If you don’t like Bluegrass then you might as well stop reading now.
Hello…(hello)…(hello). This here internet sure has a mighty big echo when it gets empty. Well, since you’ve stuck around I’ll keep on reviewin’:
It’s tough to know what to say about an album so different as to fall very easily in the ‘novelty’ bucket of the music world. What I can say is that I don’t think this is a novelty at all; I think that four young chaps have taken some music that they grew up listening to and made it their own.
These guys aren’t singing coming down from the mountain but a bluegrass, country highbred enlightened with their own experiences. There’s no singing about illicit stills and running from John Law – but there are lots violins and banjos.
They learnt their trade busking on the streets of Oregon and there is a certain element of that intensity which comes from having to grab people’s attention and earn a quarter very quickly. Its really tough to take that into the studio and get it across but in ‘Catfish on the line’ the Boys have succeeded, mainly by limiting production values (by design or otherwise…).
Having said all that, song titles like ‘You Smell Weird’ almost invite a novelty, “Seasick Steve” comparison. But the songs are suffused with fun throughout (betraying the bands origins as a dance band) without giving the unbeliever enough cause to find them funny. Clearly, these guys take music pretty seriously and don’t measure artistic merit as a lack of guitar strings.

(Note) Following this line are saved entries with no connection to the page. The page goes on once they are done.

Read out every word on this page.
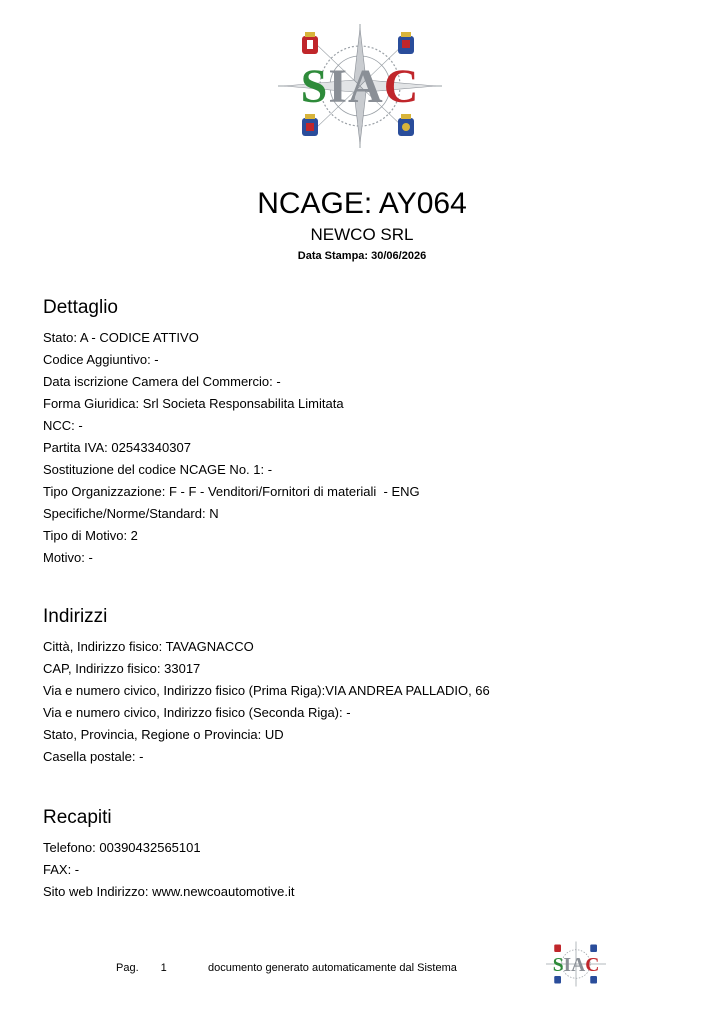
SIAC
NCAGE: AY064
NEWCO SRL
Data Stampa: 30/06/2026
Dettaglio
Stato: A - CODICE ATTIVO
Codice Aggiuntivo: -
Data iscrizione Camera del Commercio: -
Forma Giuridica: Srl Societa Responsabilita Limitata
NCC: -
Partita IVA: 02543340307
Sostituzione del codice NCAGE No. 1: -
Tipo Organizzazione: F - F - Venditori/Fornitori di materiali  - ENG
Specifiche/Norme/Standard: N
Tipo di Motivo: 2
Motivo: -
Indirizzi
Città, Indirizzo fisico: TAVAGNACCO
CAP, Indirizzo fisico: 33017
Via e numero civico, Indirizzo fisico (Prima Riga):VIA ANDREA PALLADIO, 66
Via e numero civico, Indirizzo fisico (Seconda Riga): -
Stato, Provincia, Regione o Provincia: UD
Casella postale: -
Recapiti
Telefono: 00390432565101
FAX: -
Sito web Indirizzo: www.newcoautomotive.it
Pag. 1	documento generato automaticamente dal Sistema SIAC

A couple of standard songs (including a dull version of classic ‘I’m blue, I’m lonesome’) show the doldrums of the genre that the band are trying to break out of. The next album is trailed to be entirely original – a bold move in the very staid world of American folk.
The Boys are touring the UK in August and I bet its one hell of a show. I’d have my ticket booked for the 8th if the Old Duke did advance sales.